The present invention relates to a system for processing and transmitting pulse code modulation (hereinafter (PCM) signals, particularly audio signals which are recorded on a storage medium, such as a tape or disc, in PCM form and are played back therefrom.
Methods are known for recording audio or television signals as pulse codes modulated signals on a recording medium, for example a magnetic tape or a disc. Although it is possible in principle to subject data which are to be recorded or transmitted to a simple pulse code modulation and to transmit or record the coded data, this modulation method would be sufficient to meet the high demands for transmission quality only in an ideal transmission channel.

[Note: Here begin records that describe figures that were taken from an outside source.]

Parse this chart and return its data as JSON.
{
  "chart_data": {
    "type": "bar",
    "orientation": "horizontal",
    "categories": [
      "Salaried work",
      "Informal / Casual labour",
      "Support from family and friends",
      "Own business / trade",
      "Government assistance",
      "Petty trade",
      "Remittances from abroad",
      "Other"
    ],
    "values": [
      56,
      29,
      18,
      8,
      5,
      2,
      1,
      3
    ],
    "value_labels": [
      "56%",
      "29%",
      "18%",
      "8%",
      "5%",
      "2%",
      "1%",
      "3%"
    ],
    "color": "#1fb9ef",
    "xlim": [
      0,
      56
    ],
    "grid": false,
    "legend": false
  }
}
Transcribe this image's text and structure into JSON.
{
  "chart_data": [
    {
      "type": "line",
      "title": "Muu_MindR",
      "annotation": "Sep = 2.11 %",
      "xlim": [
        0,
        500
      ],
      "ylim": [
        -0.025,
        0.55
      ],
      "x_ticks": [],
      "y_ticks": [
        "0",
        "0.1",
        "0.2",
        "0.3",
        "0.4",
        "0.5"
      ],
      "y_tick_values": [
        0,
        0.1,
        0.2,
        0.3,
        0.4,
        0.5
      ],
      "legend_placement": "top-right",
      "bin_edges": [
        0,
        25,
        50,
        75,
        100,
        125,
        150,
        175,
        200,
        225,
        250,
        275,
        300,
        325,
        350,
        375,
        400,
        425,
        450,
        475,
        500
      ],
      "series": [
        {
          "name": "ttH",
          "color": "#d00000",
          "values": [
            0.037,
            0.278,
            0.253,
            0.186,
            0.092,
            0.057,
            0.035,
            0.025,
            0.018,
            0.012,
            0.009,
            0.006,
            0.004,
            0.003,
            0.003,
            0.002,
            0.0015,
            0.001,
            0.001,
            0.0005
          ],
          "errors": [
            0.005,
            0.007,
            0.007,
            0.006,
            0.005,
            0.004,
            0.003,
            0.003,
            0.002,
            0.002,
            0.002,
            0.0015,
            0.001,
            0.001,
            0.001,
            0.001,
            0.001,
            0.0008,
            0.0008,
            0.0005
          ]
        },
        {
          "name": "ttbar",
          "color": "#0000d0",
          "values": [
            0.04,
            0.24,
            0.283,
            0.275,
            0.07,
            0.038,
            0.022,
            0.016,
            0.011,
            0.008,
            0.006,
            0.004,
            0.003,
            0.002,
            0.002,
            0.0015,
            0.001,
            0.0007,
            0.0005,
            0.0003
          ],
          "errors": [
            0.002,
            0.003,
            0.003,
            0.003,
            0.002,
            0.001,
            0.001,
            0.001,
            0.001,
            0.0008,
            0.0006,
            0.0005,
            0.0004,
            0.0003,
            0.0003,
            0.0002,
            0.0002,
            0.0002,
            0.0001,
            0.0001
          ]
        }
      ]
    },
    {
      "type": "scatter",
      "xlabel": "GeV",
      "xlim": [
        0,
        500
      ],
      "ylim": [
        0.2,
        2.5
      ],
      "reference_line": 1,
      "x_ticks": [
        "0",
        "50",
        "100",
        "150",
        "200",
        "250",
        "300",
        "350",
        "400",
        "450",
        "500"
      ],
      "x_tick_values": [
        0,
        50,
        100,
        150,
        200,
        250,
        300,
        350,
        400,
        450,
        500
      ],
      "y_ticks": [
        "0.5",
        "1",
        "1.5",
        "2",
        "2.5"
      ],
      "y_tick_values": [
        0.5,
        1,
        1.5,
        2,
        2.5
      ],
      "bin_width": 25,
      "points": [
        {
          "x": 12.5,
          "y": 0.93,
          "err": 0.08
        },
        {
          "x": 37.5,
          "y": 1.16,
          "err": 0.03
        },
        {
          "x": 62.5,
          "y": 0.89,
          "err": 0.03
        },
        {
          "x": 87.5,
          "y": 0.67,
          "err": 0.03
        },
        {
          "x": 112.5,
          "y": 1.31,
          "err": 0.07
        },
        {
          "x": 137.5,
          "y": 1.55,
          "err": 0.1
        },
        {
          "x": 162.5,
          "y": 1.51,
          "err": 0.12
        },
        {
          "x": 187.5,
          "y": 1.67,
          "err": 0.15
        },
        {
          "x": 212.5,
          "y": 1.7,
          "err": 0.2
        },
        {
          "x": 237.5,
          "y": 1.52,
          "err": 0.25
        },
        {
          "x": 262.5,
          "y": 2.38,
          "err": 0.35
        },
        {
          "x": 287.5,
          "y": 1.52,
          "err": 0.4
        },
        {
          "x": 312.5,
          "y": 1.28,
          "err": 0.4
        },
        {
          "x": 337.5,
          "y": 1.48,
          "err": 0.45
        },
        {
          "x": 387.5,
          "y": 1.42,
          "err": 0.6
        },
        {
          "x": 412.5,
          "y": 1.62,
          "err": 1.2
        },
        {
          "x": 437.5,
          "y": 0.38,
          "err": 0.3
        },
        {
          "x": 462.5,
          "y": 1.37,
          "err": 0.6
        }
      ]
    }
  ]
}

In reality, a magnetic tape, a disc or a transmission path are not ideal, but each distorts the signals to be processed and thereby adversely affects the fidelity of the resulting sound reproduction. The transmission path and the tape or disc will hereinafter be identified generally as the channel. Such a channel is a medium subject to interference, or noise, which generally distorts the signals in such a way that transmission is impossible without data security. There exist various possibilities to provide data security, which methods are sometimes used alone or together with others.
A customary method is carried out as follows: the data to be transmitted are serially divided into blocks each of the same number of data words. Each data block is supplemented by a so-called cyclic redundancy check (CRC) data word as well as synchronizing word. The CRC word is a cyclic code obtained by means of a polynomial representation. In this way it is possible to detect errors in a block terminated by a CRC data word. Such CRC data word circuits are commercially available as integrated circuits, e.g. a Fairchild 9401 circuit. To correct errors, a so-called parity word may be added to each block, so that together with the CRC data word it is possible to both detect and correct error containing data. In order to be able to effect a correction, data and parity words which belong together must be transmitted in different blocks because even a single bit error makes a complete block initially unusable.

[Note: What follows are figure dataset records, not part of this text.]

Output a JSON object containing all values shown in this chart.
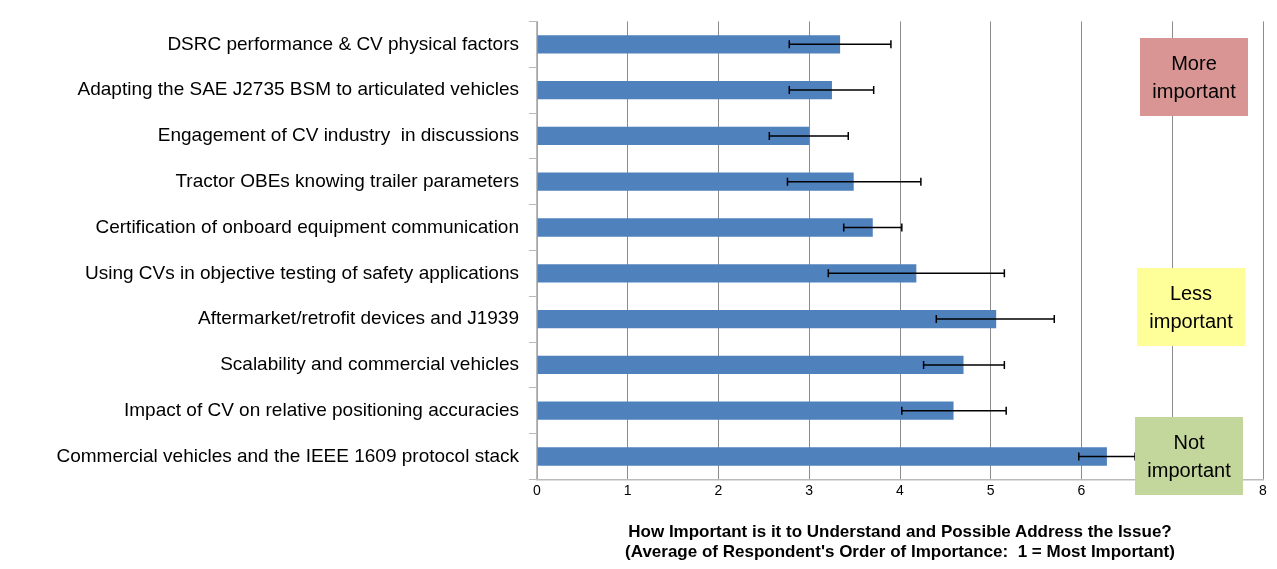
{
  "chart_data": {
    "type": "bar",
    "orientation": "horizontal",
    "xlabel": "How Important is it to Understand and Possible Address the Issue?\n(Average of Respondent's Order of Importance:  1 = Most Important)",
    "categories": [
      "DSRC performance & CV physical factors",
      "Adapting the SAE J2735 BSM to articulated vehicles",
      "Engagement of CV industry  in discussions",
      "Tractor OBEs knowing trailer parameters",
      "Certification of onboard equipment communication",
      "Using CVs in objective testing of safety applications",
      "Aftermarket/retrofit devices and J1939",
      "Scalability and commercial vehicles",
      "Impact of CV on relative positioning accuracies",
      "Commercial vehicles and the IEEE 1609 protocol stack"
    ],
    "values": [
      3.34,
      3.25,
      3.0,
      3.49,
      3.7,
      4.18,
      5.06,
      4.7,
      4.59,
      6.28
    ],
    "errors": [
      [
        2.78,
        3.9
      ],
      [
        2.78,
        3.71
      ],
      [
        2.56,
        3.43
      ],
      [
        2.76,
        4.23
      ],
      [
        3.38,
        4.02
      ],
      [
        3.21,
        5.15
      ],
      [
        4.4,
        5.7
      ],
      [
        4.26,
        5.15
      ],
      [
        4.02,
        5.17
      ],
      [
        5.97,
        6.59
      ]
    ],
    "color": "#4f81bd",
    "xlim": [
      0,
      8
    ],
    "xticks": [
      0,
      1,
      2,
      3,
      4,
      5,
      6,
      {
        "value": 7,
        "label": null
      },
      8
    ],
    "grid": "x",
    "legend": false,
    "annotations": [
      "More\nimportant",
      "Less\nimportant",
      "Not\nimportant"
    ]
  }
}
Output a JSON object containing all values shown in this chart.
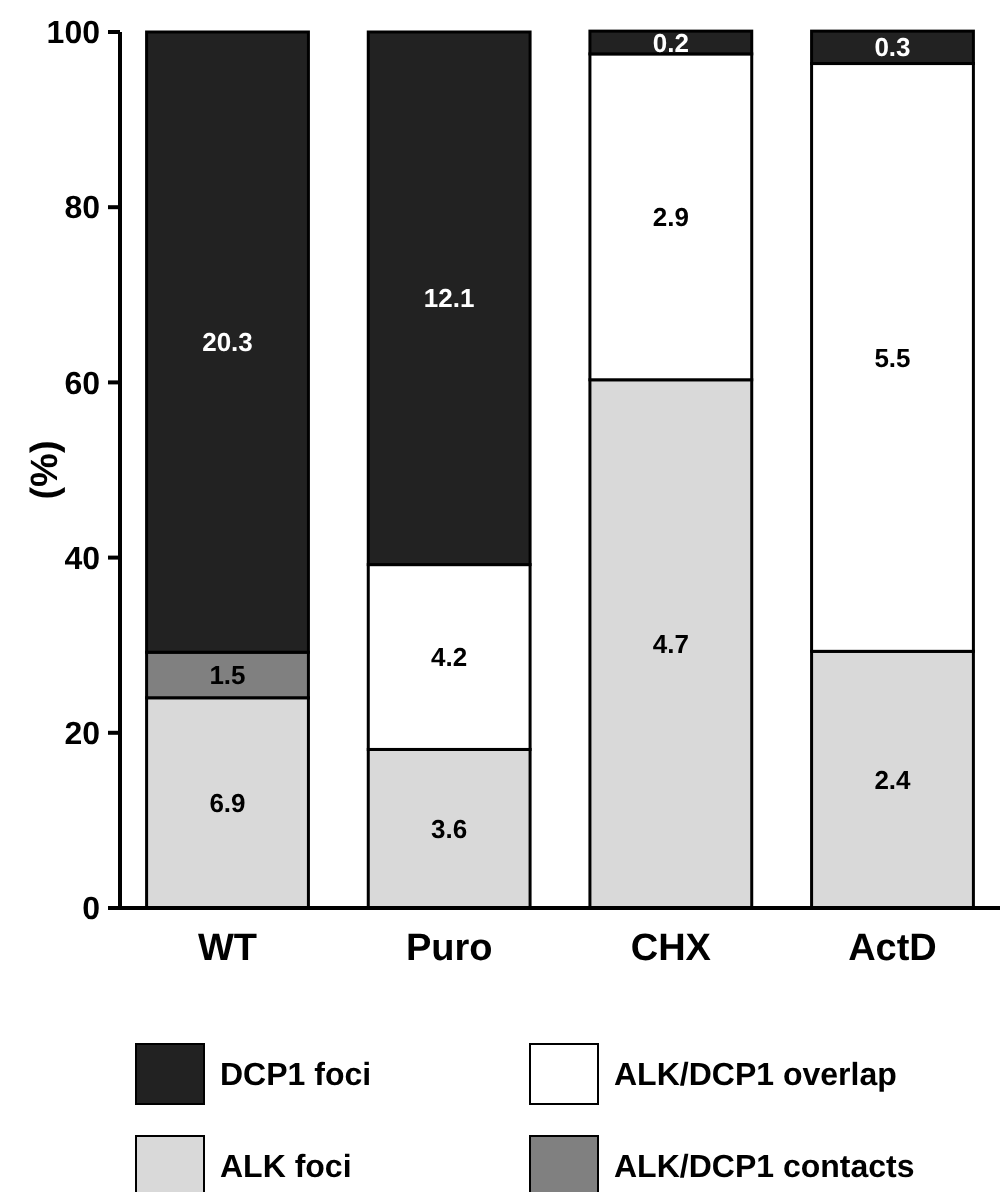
{
  "chart_data": {
    "type": "bar",
    "stacked": true,
    "ylabel": "(%)",
    "categories": [
      "WT",
      "Puro",
      "CHX",
      "ActD"
    ],
    "ylim": [
      0,
      100
    ],
    "yticks": [
      0,
      20,
      40,
      60,
      80,
      100
    ],
    "grid": false,
    "legend": "bottom",
    "series": [
      {
        "name": "ALK foci",
        "color": "#d9d9d9",
        "values": [
          24.0,
          18.1,
          60.3,
          29.3
        ]
      },
      {
        "name": "ALK/DCP1 contacts",
        "color": "#808080",
        "values": [
          5.2,
          0,
          0,
          0
        ]
      },
      {
        "name": "ALK/DCP1 overlap",
        "color": "#ffffff",
        "values": [
          0,
          21.1,
          37.2,
          67.1
        ]
      },
      {
        "name": "DCP1 foci",
        "color": "#222222",
        "values": [
          70.8,
          60.8,
          2.6,
          3.7
        ]
      }
    ],
    "annotations": [
      "6.9",
      "1.5",
      "20.3",
      "3.6",
      "4.2",
      "12.1",
      "4.7",
      "2.9",
      "0.2",
      "2.4",
      "5.5",
      "0.3"
    ]
  }
}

Proposals have therefore been made to not transmit the total data on the channel in their original sequence but to delay individual data words alternatingly by a certain duration or by a multiple thereof and to transmit the delayed and the undelayed data words on the channel in succession. This is called interleaving.
Noise occurring in a recording device often produces so-called burst errors on successively transmitted data words or blocks. However, the interleaving process pulls apart, or breaks up, these burst errors so that when the data words are recombined in their final, correct, original sequence, the noise is, in effect, dispersed. The dispersed noise, or errors, can then be eliminated by parity checks or by means of an interpolation circuit. Such an interleaving method is described in a published report by the Audio Engineering Society, 64th Convention, Nov. 2-5, 1979, in New York City. Such interleaving makes it possible to essentially eliminate noise from the system output signals. However, some noise in the channel produces error events in the signal to be reproduced, which events may extend over a plurality of adjacent data words. In that case, genuine correction by parity comparison is not possible. However, at the same time the conditions for correction by means of interpolation are also particularly unfavorable since uninterfered-with supporting values are absent between the values to be replaced.